2016 — 25 February: Thursday

Power is on1 and my cuppa is hot and freshly-made.

Last night's...

... temptation was, indeed, to try out the digital audio signal from the Xonar. Not a peep? You guessed right. Meanwhile, Kodification of my film titles is now complete, and I'm left to pick up the few bits of "TV Show" material that have crept into the online DB Kodi uses for films. A typical example being several of the BBC plays of Shaw and Dickens. Although these are clearly "mini-series", they sometimes get treated as if a single film title, and end up in the DB.

As you can see...

... I've already reached the letter "H" in this latter task...

five recently-added titles

And there's clearly a minor bug in the Screenshot. It forgot to discard the outline of the area I was in the process of defining for capture before clicking its little shutter.

It takes about...

... the same time to read this cautionary tale as it does to game Amazon into declaring you a #1 best-selling author in your carefully-chosen, obscure category.

It occurs to me that even my fastest-written book — a self-teach guide to COBOL on the ICL 1500 Series minicomputer (which is probably obscure enough, these days) — took me one full, very busy, weekend. Though it never troubled any best-seller charts, it paid me £2,000 when that was still quite a worthwhile sum to put towards the cost of a new Honda Civic (back in early 1980).

Hired by the CIA?

A beautifully-written essay. Source and snippet:

My first round of interviews involved the delivery of memorized briefings (mine were on the takeover of the Islamic Courts Union in Somalia and the death of an important tribal leader in Baluchistan, which is another way of saying I had a subscription to The Economist). At the time, I had a phobia of public speaking that was crippling even before a civilian audience; from this experience, I learned that I could operate while terrified.

Jennifer duBois in Laphams


Umberto Eco...

... came up in passing during yesterday's little fresh-air ramble. (We were contemplating contenders for the Jones' Kindle while on an extensive upcoming tour of Scotland.)

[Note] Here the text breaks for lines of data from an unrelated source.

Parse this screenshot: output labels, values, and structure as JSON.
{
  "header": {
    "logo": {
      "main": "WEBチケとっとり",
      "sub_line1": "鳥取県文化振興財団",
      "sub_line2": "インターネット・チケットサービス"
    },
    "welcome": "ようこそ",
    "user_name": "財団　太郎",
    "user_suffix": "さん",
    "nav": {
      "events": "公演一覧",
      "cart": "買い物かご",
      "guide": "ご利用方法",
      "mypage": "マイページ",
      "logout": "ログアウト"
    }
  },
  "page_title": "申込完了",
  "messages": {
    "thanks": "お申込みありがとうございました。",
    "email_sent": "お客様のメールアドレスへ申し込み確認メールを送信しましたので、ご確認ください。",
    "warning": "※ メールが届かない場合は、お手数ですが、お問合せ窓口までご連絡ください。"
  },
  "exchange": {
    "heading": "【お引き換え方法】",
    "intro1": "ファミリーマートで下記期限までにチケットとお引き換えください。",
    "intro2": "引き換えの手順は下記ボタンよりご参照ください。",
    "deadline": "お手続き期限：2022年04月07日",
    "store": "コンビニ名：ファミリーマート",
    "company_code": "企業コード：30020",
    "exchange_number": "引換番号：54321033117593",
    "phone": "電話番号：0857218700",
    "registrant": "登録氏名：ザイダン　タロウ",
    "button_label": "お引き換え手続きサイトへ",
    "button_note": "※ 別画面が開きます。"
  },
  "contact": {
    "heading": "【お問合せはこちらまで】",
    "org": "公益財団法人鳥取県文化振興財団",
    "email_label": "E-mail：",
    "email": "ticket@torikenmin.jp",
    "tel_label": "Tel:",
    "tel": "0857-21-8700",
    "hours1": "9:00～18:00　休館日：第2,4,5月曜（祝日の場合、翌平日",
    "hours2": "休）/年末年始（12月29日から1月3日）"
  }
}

That we encounter the past primarily through texts only made this more troubling. Texts are, after all, made up of language; and as Eco came to realise as he turned to look at media culture, language is anything but objective. It is a patchwork quilt of symbols, metaphors, euphemisms, omissions and distortions, all of which reflect the relationships of power in the author's society, and which are understood by readers — or historians — in light of their own experiences of social dynamics.

Alexander Lee in History Today


I came naïvely late to the realisation that history is largely a process of "making things up".

Although...

... what I should be doing right now is...

  1. experimenting with a borrowed mini-DisplayPort to full-size DisplayPort lead to see how the NUC copes with driving two quite hi-res screens at the same time while (say) playing videos, and/or
  2. fixing the unwanted muting of the SP/DIF channel on the NUC's external USB Xonar sound card by correcting the misapprehension2 alsamixer is currently operating under...

... what I'm actually doing (besides digesting my evening meal) is listening to today's sonic arrivals. I began with this 1975 version of "Peter and the Wolf" narrated by Viv Stanshall and performed by an interesting set of musicians:

Peter and the Wolf CD

Not for the purists, but I enjoyed it. (Fiona Talkington played a couple of extracts on "Late Junction" on Tuesday night.)

Then, having enjoyed what I'd heard on "Record Review" nearly two weeks ago, I've been bopping along to this pleasant pair of CDs featuring some pretty ancient songs by Guillaume de Machaut:

Medieval French polyphony

Hyperion have done their usual splendid job on these recordings. Although I've neither seen, nor often thought of, Walerian Borowczyk's film "Blanche" for 43 years or so, this music is very evocative of it.

  

Footnotes

1  But the Sky Gods have turned down the "room thermostat" hereabouts to -4C at the moment, for their own ineffable reasons.
2  I need to add the Xonar to USB-Audio.conf with IEC958 In set to "on".